インステップキックを正しく蹴ると、ふつうは強い無回転のボールが飛んで行きます。

ところが、ほとんどの子供はボールにバックスピンがかかったり、コロコロと転がったりします。
そうした子供たちはボールの中心を蹴っているつもりなのでしょうが、これでは強いキックにはなりません。
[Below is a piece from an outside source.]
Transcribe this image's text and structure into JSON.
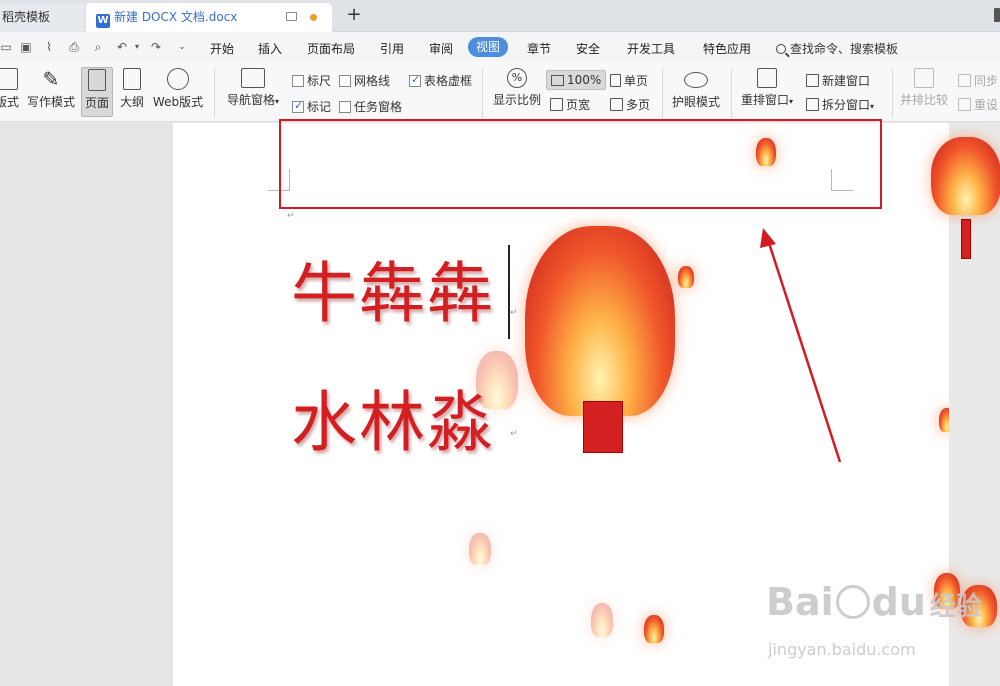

そこで正しい蹴り方を覚える前に、まず最初にインステップキックの仕組みを理解することが大切です。
そうすることが、正しい蹴り方を覚えるための最短最速の近道です。

(1)インステップキックでボールが無回転になる仕組み

インステップキックは、インフロントキックカーブのようにボールに回転をかけるわけではないので比較的覚えやすい蹴り方です。
そこで先ずは、ボールの中心を蹴る意味や正しいスイングの方法などを考えてみましょう。

①ボールの中心とは

インステップキックは足の甲でボールの中心を蹴りますが、これだけではかなり大ざっぱです。
なぜならボールは球体なので、次の画像のように全ての面が中心になるからです。

ボールの中心の説明

この場合、正しいインステップキックは、ボールの中心軸に向かって真っ直ぐに押し出すように蹴ることです。
このようにインパクトすると、ボールが凹む感覚を体感できます。

ボールの中心軸に向かって真っ直ぐに押し出すように蹴る

こうして蹴ったボールは、「カルマン渦」が発生して無回転のブレ玉になります。
インステップキックでブレ玉を蹴れるようになると、ゴールキーパーはキャッチし難いので強力な武器になるのです。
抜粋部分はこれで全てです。